Baseball is always reticent to change, but our flawed voting process needs remodeling in a new media world. Besides, every year the power is abused the way I’m going to be alleged to abuse it here. There’s never been a unanimous first-ballot guy? Seriously? If Ruth and Mays and Schmidt aren’t that, then what is? This year, someone is going to leave one of the five best pitchers ever off the ballot. Suck it, Greg Maddux.

 

Bottom line: The system is broken. If you couldn’t tell that by players such as Jacque Jones, J.T. Snow, Armando Benitez and Kenny Rogers receiving votes, then maybe the Deadspin vote is the revolutionary spark to reform the voting process. 

Le Batard’s vote was a mockery of the Hall of Fame’s voting process—this was the very point he was trying to make. But even so, it wasn’t Le Batard’s vote that kept surefire Hall of Famer Craig Biggio out of the Hall for the second straight year, but rather the voters who mailed in blank ballots out of protest. Who committed the crime here: Those who deliberately chose not to vote, or the writer who allowed himself to be made a pariah in order to demonstrate this to us?

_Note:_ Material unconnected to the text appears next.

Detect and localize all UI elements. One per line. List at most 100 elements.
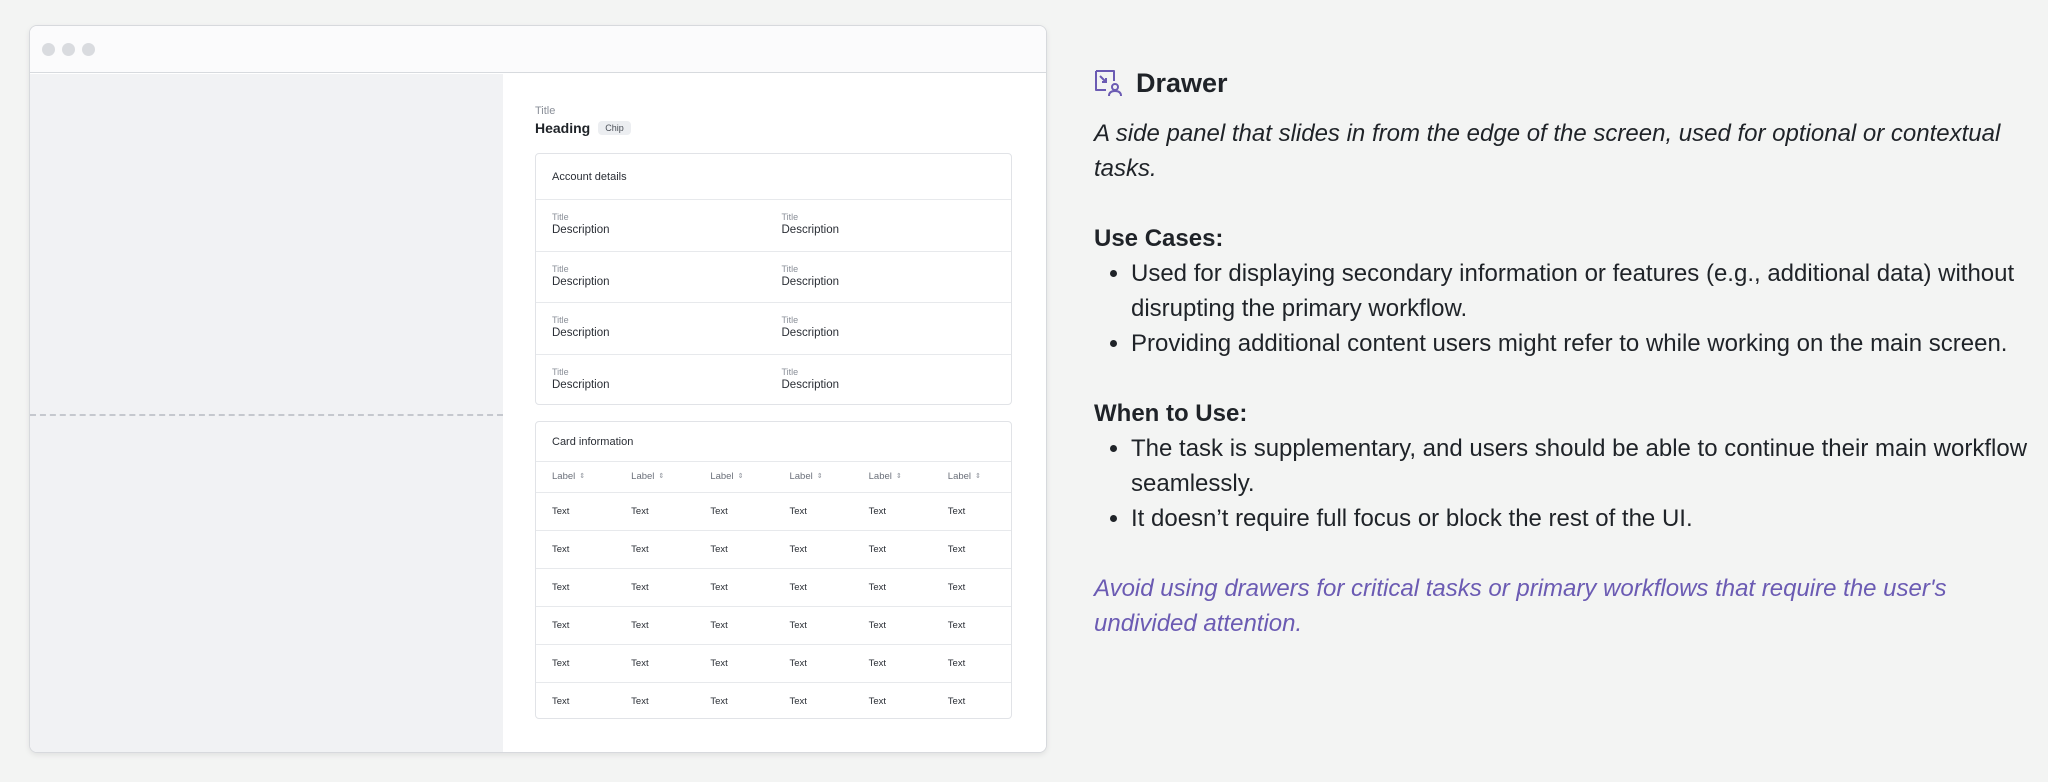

Le Batard decided that enacting change to a broken process was more important than sitting idly—for this, I respect him. He was willing to break a rule and pay the price for it in exchange for the possibility of reform. In battle, it’s always the front lines that endure the harshest casualties. 

By swatting him away, the BBWAA proved Le Batard’s point for him—its chokehold on this broken system is about power. And like all dictators, it fears losing its power. 

One writer was brave enough to expose this. Regardless of how you feel about his methods or his ballot, if you can recognize the flaws in the voting you can appreciate the guts it took to put himself on the front lines of reform.

Winston Churchill once said, “You see these dictators on their pedestals, surrounded by the bayonets of their soldiers and the truncheons of their police…yet in their hearts there is unspoken fear. They are afraid of words and thoughts: words spoken abroad, thoughts stirring at home—all the more powerful because forbidden—terrify them. A little mouse of thought appears in the room, and even the mightiest potentates are thrown into panic.” 

Le Batard is the first mouse to enter into this room. He won’t be the last.